July 15, 2013
Store closures, beer and wine sales considered
Selling beer, wine and possibly other products at a markup in commissaries is among the proposals being floated in the Pentagon as officials scour every corner of their budget for potential savings, according to a source familiar with the discussions.
Defense officials ordered the Defense Commissary Agency to participate in a review of options for cutting its $1.4 billion annual operating budget by one-third. The review is due in July.
Other options being floated, according to the source, who spoke on the condition of anonymity:
*Shutting down some smaller stores already under consideration for closure by DeCA.
*Eliminating the Defense Department subsidy that covers overseas transportation costs and shifting those costs to the commissary system. DoD pays the cost of getting commissary products overseas so customers don’t have to pay more. In 2012, DoD spent almost $154 million to ship commissary products overseas, about 11 percent of DeCA’s budget.
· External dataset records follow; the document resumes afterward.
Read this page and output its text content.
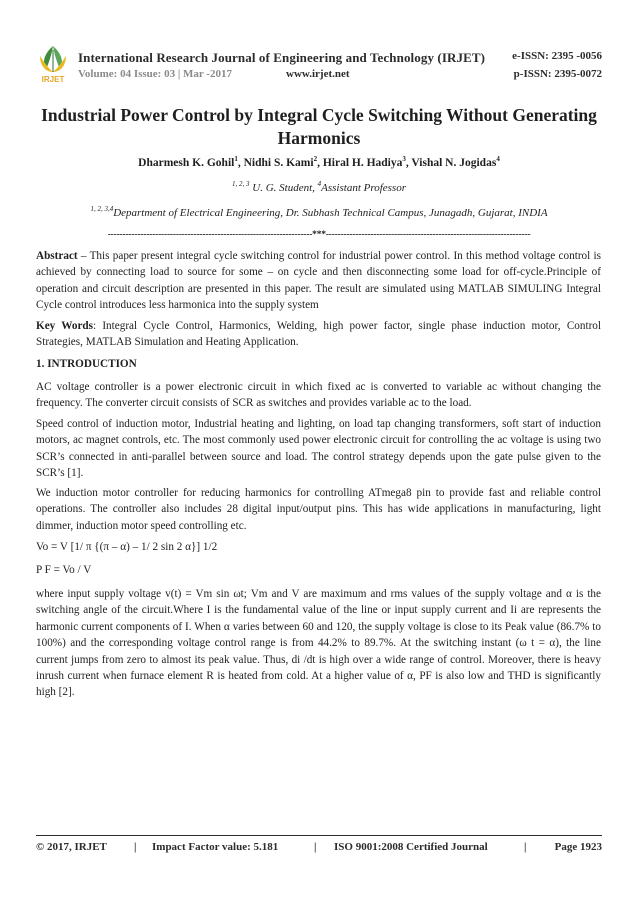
IRJET
International Research Journal of Engineering and Technology (IRJET) e-ISSN: 2395 -0056
Volume: 04 Issue: 03 | Mar -2017	www.irjet.net	p-ISSN: 2395-0072
Industrial Power Control by Integral Cycle Switching Without Generating Harmonics
Dharmesh K. Gohil$^1$, Nidhi S. Kami$^2$, Hiral H. Hadiya$^3$, Vishal N. Jogidas$^4$
$^{1, 2, 3}$ U. G. Student, $^4$Assistant Professor
$^{1, 2, 3,4}$Department of Electrical Engineering, Dr. Subhash Technical Campus, Junagadh, Gujarat, INDIA
---------------------------------------------------------------------***---------------------------------------------------------------------
Abstract – This paper present integral cycle switching control for industrial power control. In this method voltage control is achieved by connecting load to source for some – on cycle and then disconnecting some load for off-cycle.Principle of operation and circuit description are presented in this paper. The result are simulated using MATLAB SIMULING Integral Cycle control introduces less harmonica into the supply system
Key Words: Integral Cycle Control, Harmonics, Welding, high power factor, single phase induction motor, Control Strategies, MATLAB Simulation and Heating Application.
1. INTRODUCTION
AC voltage controller is a power electronic circuit in which fixed ac is converted to variable ac without changing the frequency. The converter circuit consists of SCR as switches and provides variable ac to the load.
Speed control of induction motor, Industrial heating and lighting, on load tap changing transformers, soft start of induction motors, ac magnet controls, etc. The most commonly used power electronic circuit for controlling the ac voltage is using two SCR’s connected in anti-parallel between source and load. The control strategy depends upon the gate pulse given to the SCR’s [1].
We induction motor controller for reducing harmonics for controlling ATmega8 pin to provide fast and reliable control operations. The controller also includes 28 digital input/output pins. This has wide applications in manufacturing, light dimmer, induction motor speed controlling etc.
Vo = V [1/ π {(π – α) – 1/ 2 sin 2 α}] 1/2
P F = Vo / V
where input supply voltage v(t) = Vm sin ωt; Vm and V are maximum and rms values of the supply voltage and α is the switching angle of the circuit.Where I is the fundamental value of the line or input supply current and Ii are represents the harmonic current components of I. When α varies between 60 and 120, the supply voltage is close to its Peak value (86.7% to 100%) and the corresponding voltage control range is from 44.2% to 89.7%. At the switching instant (ω t = α), the line current jumps from zero to almost its peak value. Thus, di /dt is high over a wide range of control. Moreover, there is heavy inrush current when furnace element R is heated from cold. At a higher value of α, PF is also low and THD is significantly high [2].
© 2017, IRJET | Impact Factor value: 5.181	| ISO 9001:2008 Certified Journal	|	Page 1923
Each option would require changes in law.
Beer and wine are sold only in exchanges. In 2009, commissary and exchange officials studied the idea of selling beer and wine in commissaries, but did not do a sales test and abandoned the idea.
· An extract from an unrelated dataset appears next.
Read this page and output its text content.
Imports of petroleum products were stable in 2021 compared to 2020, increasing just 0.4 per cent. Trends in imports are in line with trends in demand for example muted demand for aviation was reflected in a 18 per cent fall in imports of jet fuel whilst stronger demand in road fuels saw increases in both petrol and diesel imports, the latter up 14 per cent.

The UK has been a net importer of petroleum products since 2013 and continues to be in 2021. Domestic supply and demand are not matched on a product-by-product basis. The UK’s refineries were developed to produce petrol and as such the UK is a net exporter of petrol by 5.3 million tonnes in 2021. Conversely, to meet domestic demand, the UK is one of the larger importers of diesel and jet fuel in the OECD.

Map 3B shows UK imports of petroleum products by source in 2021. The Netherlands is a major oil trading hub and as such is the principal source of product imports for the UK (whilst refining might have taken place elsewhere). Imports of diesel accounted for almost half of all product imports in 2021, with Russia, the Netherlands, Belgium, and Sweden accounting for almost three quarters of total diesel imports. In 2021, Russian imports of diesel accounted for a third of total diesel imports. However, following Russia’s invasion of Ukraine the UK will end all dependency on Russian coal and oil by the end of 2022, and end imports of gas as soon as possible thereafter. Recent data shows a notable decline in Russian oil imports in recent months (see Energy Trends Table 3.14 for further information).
At the time, exchange officials opposed letting commissaries sell beer and wine, arguing it would hurt their sales and reduce the dividends they return to morale, welfare and recreation programs.
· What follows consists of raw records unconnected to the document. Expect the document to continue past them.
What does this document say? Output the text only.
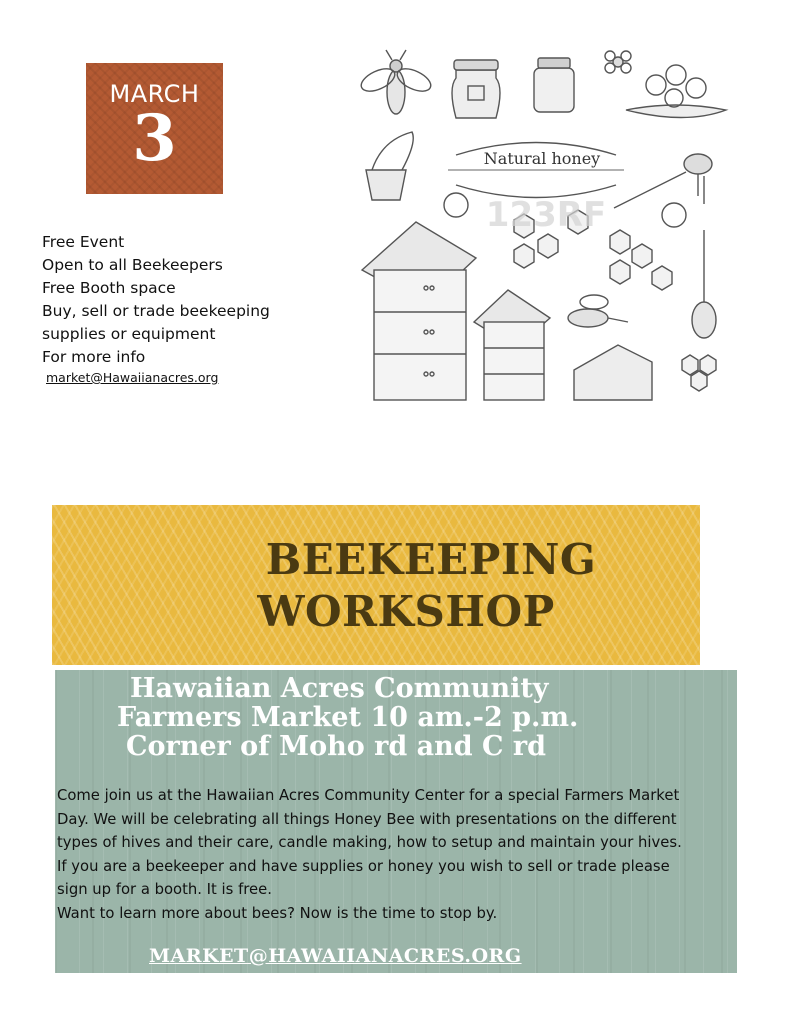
MARCH
3
Free Event
Open to all Beekeepers
Free Booth space
Buy, sell or trade beekeeping
supplies or equipment
For more info
market@Hawaiianacres.org
Natural honey
123RF
BEEKEEPING
WORKSHOP
Hawaiian Acres Community
Farmers Market 10 am.-2 p.m.
Corner of Moho rd and C rd
Come join us at the Hawaiian Acres Community Center for a special Farmers Market
Day. We will be celebrating all things Honey Bee with presentations on the different
types of hives and their care, candle making, how to setup and maintain your hives.
If you are a beekeeper and have supplies or honey you wish to sell or trade please
sign up for a booth. It is free.
Want to learn more about bees? Now is the time to stop by.
MARKET@HAWAIIANACRES.ORG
Exchange officials are just as concerned now about selling beer and wine at a markup in commissaries, the source said. “They’d argue [the cost savings] is on the backs of the exchanges, because it takes business out of the exchanges’ pockets.” Tobacco is now sold at a markup in commissaries, provided by the Army and Air Force Exchange Service acting as a concessionaire.
Tobacco is sold at the same cost as in exchanges, which receive the profits from the commissary markup. It’s not known whether the new review could lead to revenue from those markups staying in the commissary system to reduce DeCA’s taxpayer-funded budget.
Exchanges mark up the price of items and use limited taxpayer funds for operations; commissary operations are funded solely by taxpayers. The exchanges use money from markups to pay for most operating expenses, and profits go to building or renovating stores and to MWR dividends.
Commissaries add 5 percent to the cost of all products, which is used for store renovation and construction.
But as it does with commissaries, DoD uses taxpayer money to transport exchange items overseas.
“I would think the exchanges are concerned about the implication on their funding source,” the source said. “If they lose [overseas transportation funding] it would have an impact on their ability to pay dividends” to MWR programs.
DoD spent about $288 million to get products to overseas stores and contingency areas for the Army and Air Force Exchange Service in fiscal 2012. AAFES returned $201 million in dividends to MWR funds last year; if it had been required to fund the bill for its own overseas transportation costs, those dividends would have been wiped out and AAFES would have seen an $87 million hole in its budget.
Eileen Huck of the National Military Family Association called the review worrying. Commissaries and exchanges are “very important to our families,” she said.